# Integration, which one is right? (I'm confused)

• Jan 2nd 2008, 01:49 PM
tabularasa
Integration, which one is right? (I'm confused)
I'm now little bit confused. I have textbook that says:
$\displaystyle \int \! x \left( {x}^{2}+1 \right) ^{2}{dx}\$
$\displaystyle =\frac{1}{6}\left(x ^{2}+1\right)^{3}\$

Ok, I'll do it my way and Integrate function by expand polynom first:
$\displaystyle \int \! x \left( {x}^{2}+1 \right) ^{2}{dx}\$
$\displaystyle =\mathop{\rm }\int \left(x ^{5}+2\mathop{\rm }x ^{3}+x \right)\mathop{\rm } dx$
$\displaystyle =\mathop{\rm }\frac{x ^{6}}{6}+\frac{x ^{4}}{2}+\frac{x ^{2}}{2}$

I get different integral function. let x=3 then first integral function gives result: 500/3=166,6666666... but seconds gives 333/2 = 166,5.

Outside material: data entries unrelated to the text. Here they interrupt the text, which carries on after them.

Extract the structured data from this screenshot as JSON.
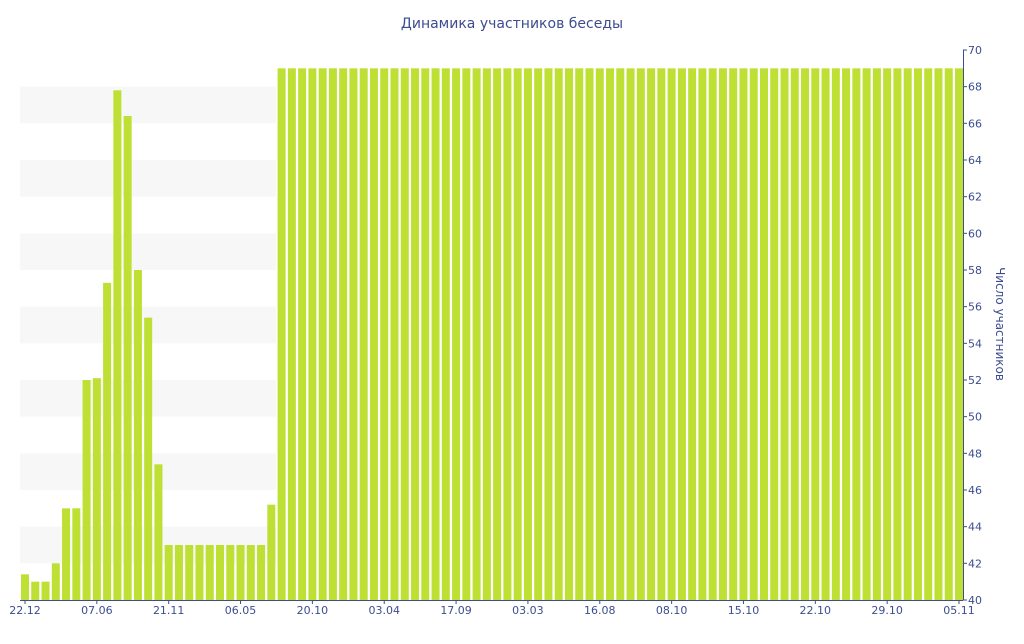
{
  "chart_data": {
    "type": "bar",
    "title": "Динамика участников беседы",
    "xlabel": "",
    "ylabel": "Число участников",
    "ylim": [
      40,
      70
    ],
    "yticks": [
      40,
      42,
      44,
      46,
      48,
      50,
      52,
      54,
      56,
      58,
      60,
      62,
      64,
      66,
      68,
      70
    ],
    "y_axis_side": "right",
    "x_tick_labels": [
      "22.12",
      "07.06",
      "21.11",
      "06.05",
      "20.10",
      "03.04",
      "17.09",
      "03.03",
      "16.08",
      "08.10",
      "15.10",
      "22.10",
      "29.10",
      "05.11"
    ],
    "x_tick_bar_index": [
      0,
      7,
      14,
      21,
      28,
      35,
      42,
      49,
      56,
      63,
      70,
      77,
      84,
      91
    ],
    "grid_bands": true,
    "bar_color": "#bedf34",
    "axis_color": "#3b4d8f",
    "band_color": "#f7f7f7",
    "values": [
      41.4,
      41.0,
      41.0,
      42.0,
      45.0,
      45.0,
      52.0,
      52.1,
      57.3,
      67.8,
      66.4,
      58.0,
      55.4,
      47.4,
      43.0,
      43.0,
      43.0,
      43.0,
      43.0,
      43.0,
      43.0,
      43.0,
      43.0,
      43.0,
      45.2,
      69.0,
      69.0,
      69.0,
      69.0,
      69.0,
      69.0,
      69.0,
      69.0,
      69.0,
      69.0,
      69.0,
      69.0,
      69.0,
      69.0,
      69.0,
      69.0,
      69.0,
      69.0,
      69.0,
      69.0,
      69.0,
      69.0,
      69.0,
      69.0,
      69.0,
      69.0,
      69.0,
      69.0,
      69.0,
      69.0,
      69.0,
      69.0,
      69.0,
      69.0,
      69.0,
      69.0,
      69.0,
      69.0,
      69.0,
      69.0,
      69.0,
      69.0,
      69.0,
      69.0,
      69.0,
      69.0,
      69.0,
      69.0,
      69.0,
      69.0,
      69.0,
      69.0,
      69.0,
      69.0,
      69.0,
      69.0,
      69.0,
      69.0,
      69.0,
      69.0,
      69.0,
      69.0,
      69.0,
      69.0,
      69.0,
      69.0,
      69.0
    ]
  }
}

So, which one is right? (Doh)
• Jan 2nd 2008, 02:28 PM
galactus
They differ by a constant C=1/6

$\displaystyle \frac{(x^{2}+1)^{3}}{6}=\frac{x^{6}}{6}+\frac{x^{4 }}{2}+\frac{x^{2}}{2}+\frac{1}{6}$
• Jan 2nd 2008, 07:52 PM
Isomorphism
Quote:

Originally Posted by tabularasa
I'm now little bit confused. I have textbook that says:
$\displaystyle \int \! x \left( {x}^{2}+1 \right) ^{2}{dx}\$
$\displaystyle =\frac{1}{6}\left(x ^{2}+1\right)^{3}\$

Never miss the constant of integration!
If you want to know how the book did it, try the substitution $\displaystyle u = x^2$
• Jan 2nd 2008, 11:25 PM
tabularasa
Oh, clever. Thanks guys!
• Jan 3rd 2008, 01:21 AM
tabularasa
Quote:

Originally Posted by Isomorphism
Never miss the constant of integration!
If you want to know how the book did it, try the substitution $\displaystyle u = x^2$

Ok, I try to substitute u = x^2 Therefore I get:

u = x^2
x = u^(1/2)
du = 2x
dx = du/2

ok, then function looks like:
$\displaystyle \int \! x \left( u+1 \right) ^{2}\frac{du}{2}\$

or should it be:
$\displaystyle \int \! u^{\frac{1}{2}} \left( u+1 \right) ^{2}\frac{du}{2}\$

Could you help me little bit on this..what next or is it already wrong?
• Jan 3rd 2008, 02:17 AM
DivideBy0
Quote:

Originally Posted by tabularasa
I'm now little bit confused. I have textbook that says:
$\displaystyle \int \! x \left( {x}^{2}+1 \right) ^{2}{dx}\$

Let $\displaystyle u = x^2+1$

$\displaystyle \,du = 2x\,dx\Rightarrow \,dx = \frac{\,du}{2x}$

So the integral becomes

$\displaystyle \int x\cdot u^2 \cdot \frac{\,du}{2x}$

$\displaystyle =\int u^2 \cdot \frac{\,du}{2}$

$\displaystyle =\frac{1}{2}\int u^2 \,du$

$\displaystyle =\frac{1}{2} \left(\frac{u^3}{3}\right)+C$

$\displaystyle =\frac{1}{2}\frac{(x^2+1)^3}{3}+C$

$\displaystyle =\frac{1}{6}(x^2+1)^3+C$
• Jan 3rd 2008, 03:26 AM
tabularasa
Quote:

Originally Posted by DivideBy0

$\displaystyle \,du = 2x\,dx\Rightarrow \,dx = \frac{\,du}{2x}$

So the integral becomes

$\displaystyle \int x\cdot u^2 \cdot \frac{\,du}{2x}$

Thank you! This was the part i've totally forgot with substitution. X to the bottom Now I see the light too. (Rofl)
• Jan 3rd 2008, 07:12 AM
tabularasa
I have one more question.
I want to integrate function x*(x+1)^3 with substitution u = (x+1)^3

How it continues?
• Jan 3rd 2008, 07:46 AM
colby2152
Quote:

Originally Posted by tabularasa
I have one more question.
I want to integrate function x*(x+1)^3 with substitution u = (x+1)^3

How it continues?

Substitute: $\displaystyle u = x+1$. The integrand then becomes $\displaystyle (u-1)u^3$ which simplifies to $\displaystyle u^4 - u^3$. I think you can handle it from here.